70 to 95 vol .-% propane,
5 to 30 vol.% Molecular oxygen and
0 to 25 vol% water vapor.

It goes without saying that a product gas mixture which does not consist exclusively of acrylic acid is obtained in such a process. Rather, the product gas mixture contains, in addition to unreacted propane, secondary components such as propene, acrolein, CO ₂ , CO, H ₂ O, acetic acid, propionic acid, etc., from which the acrylic acid must be separated.

This can be done as it is by the heterogeneously catalyzed gas phase oxidation of propene to acrylic acid is.

The multimetal oxide compositions according to the invention can, however, also be integrated into other multimetal oxide compositions (for example, mixing their finely divided compositions, optionally pressing and calcining them, or mixing, preferably aqueous) as slurries, drying and calcining (for example analogously to that EP-A 529853 for the local multimetal oxide materials))). It is preferably calcined again under inert gas.

Examples and comparative examples

Comparative Example 1 [Mo _3.8 V ⁴⁺ _1.2 O _13.8 ]

115.5 g of ammonium metavanadate from HC Starck (V ₂ O ₅ content = 75.6% by weight; 0.96 mol V ⁵⁺ ) became clear in 6000 ml of water at 80 ° C. with nitrogen flushing and with stirring yellowish solution dissolved.

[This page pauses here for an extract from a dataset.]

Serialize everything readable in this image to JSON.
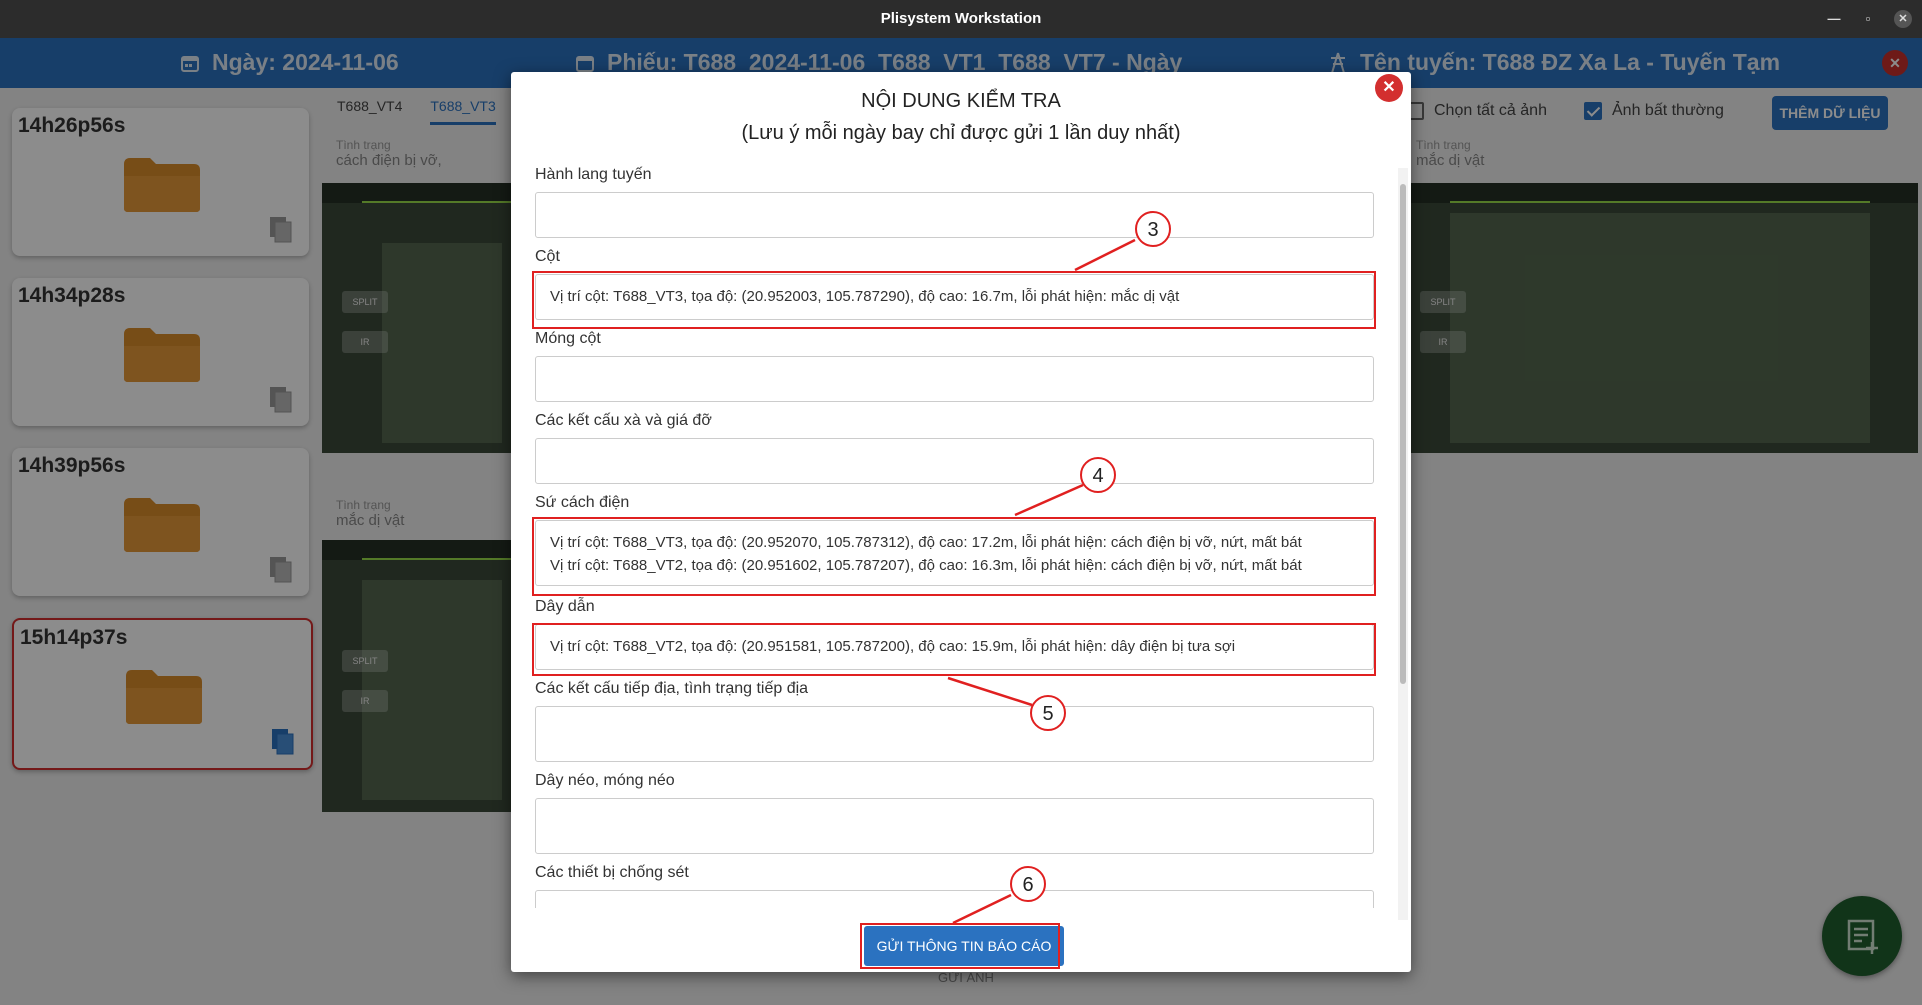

Subsequently, 671.1 g of ammonium heptamolybdate tetrahydrate from HC Starck (MoO ₃ content = 81.5% by weight; 3.8 mol Mo) were dissolved in this solution while maintaining the 80 ° C. and the nitrogen purge with stirring. 12.23 g of elementary V powder from ChemPur in 76204 Karlsruhe (100% V; 0.24 mol V ^{± 0} ) were added to the clear aqueous solution obtained while maintaining the nitrogen purge and the 80 ° C. while stirring and then stirring continued for 4 h while maintaining the boundary conditions. The dark blue-black aqueous suspension obtained was cooled to 60 ° C. and stirred at this temperature for a further 12 h while maintaining the nitrogen purge. The aqueous suspension was then spray-dried in a spray dryer from Niro (spray dryer Niro A / S Atomizer, portable minor system, centrifugal atomizer from Niro, DK). The initial temperature was 60 ° C. The gas inlet temperature ^T was 370 ° C, the gas exit temperature ^from T was 105 ° C.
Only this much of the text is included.